Long noncoding RNA UCA1 promotes glutamine-driven anaplerosis of bladder cancer by interacting with hnRNP I/L to upregulate GPT2 expression

Long noncoding RNA umthelial cancer associated 1 (UCA1), initially identified in bladder cancer, is associated with multiple cellular processes, including metabolic reprogramming. However, its characteristics in the anaplerosis context of bladder cancer (BLCA) remain elusive. We identified UCA1 as a binding partner of heterogeneous nuclear ribonucleoproteins (hnRNPs) I and L, RNA-binding proteins (RBPs) with no previously known role in metabolic reprogramming. UCA1 and hnRNP I/L profoundly affected glycolysis, TCA cycle, glutaminolysis, and proliferation of BLCA. Importantly, UCA1 specifically bound to and facilitated the combination of hnRNP I/L to the promoter of glutamic pyruvate transaminase 2 (GPT2), an enzyme transferring glutamate to alpha-ketoglutarate, resulting in upregulated expression of GPT2 and enhanced glutamine-derived carbons in the TCA cycle.
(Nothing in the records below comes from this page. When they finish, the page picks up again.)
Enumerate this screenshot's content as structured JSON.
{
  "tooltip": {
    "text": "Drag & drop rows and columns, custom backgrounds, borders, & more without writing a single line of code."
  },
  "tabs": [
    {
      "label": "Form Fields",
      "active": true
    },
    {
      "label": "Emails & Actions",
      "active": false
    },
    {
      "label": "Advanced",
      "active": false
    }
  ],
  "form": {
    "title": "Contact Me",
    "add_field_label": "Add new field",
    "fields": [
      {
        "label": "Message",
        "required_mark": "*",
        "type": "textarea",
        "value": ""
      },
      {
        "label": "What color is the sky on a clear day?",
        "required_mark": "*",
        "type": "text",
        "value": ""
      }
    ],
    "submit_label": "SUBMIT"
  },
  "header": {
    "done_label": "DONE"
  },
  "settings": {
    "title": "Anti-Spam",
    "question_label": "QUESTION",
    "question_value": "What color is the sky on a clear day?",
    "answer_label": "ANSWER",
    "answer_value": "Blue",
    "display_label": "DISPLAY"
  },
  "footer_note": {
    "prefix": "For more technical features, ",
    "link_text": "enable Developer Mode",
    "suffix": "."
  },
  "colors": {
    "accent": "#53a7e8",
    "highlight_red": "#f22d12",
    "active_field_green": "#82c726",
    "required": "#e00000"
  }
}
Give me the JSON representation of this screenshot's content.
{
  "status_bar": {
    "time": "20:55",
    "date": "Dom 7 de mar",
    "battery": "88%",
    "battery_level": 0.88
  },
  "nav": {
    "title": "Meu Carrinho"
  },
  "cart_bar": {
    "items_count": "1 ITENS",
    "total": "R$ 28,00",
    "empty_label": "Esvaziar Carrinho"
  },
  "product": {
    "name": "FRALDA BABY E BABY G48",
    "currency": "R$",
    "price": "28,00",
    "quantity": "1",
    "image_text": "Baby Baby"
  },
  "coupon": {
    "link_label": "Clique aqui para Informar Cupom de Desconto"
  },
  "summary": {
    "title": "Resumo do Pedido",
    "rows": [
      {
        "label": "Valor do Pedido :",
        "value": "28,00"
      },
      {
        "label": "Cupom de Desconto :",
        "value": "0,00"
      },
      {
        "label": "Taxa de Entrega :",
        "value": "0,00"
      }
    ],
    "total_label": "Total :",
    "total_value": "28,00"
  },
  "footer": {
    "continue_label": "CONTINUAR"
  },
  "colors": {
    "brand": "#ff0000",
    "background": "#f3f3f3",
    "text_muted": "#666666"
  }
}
We also systematically confirmed the influence of UCA1 and hnRNP I/L on metabolism and proliferation via glutamine-driven anaplemsis in BLCA. Our study revealed the critical role of UCA1-mediated mechanisms involved in glutamine-driven anaplerosis and provided novel evidence that lncRNA regulates metabolic reprogramming in tumor cells.

Automated summary

The long noncoding RNA UCA1 plays a critical role in metabolic reprogramming in bladder cancer. It binds to heterogeneous nuclear ribonucleoproteins I and L and affects glycolysis, TCA cycle, glutaminolysis, and proliferation in bladder cancer. Additionally, UCA1 regulates glutamine-driven anaplerosis and enhances tumor cell metabolism.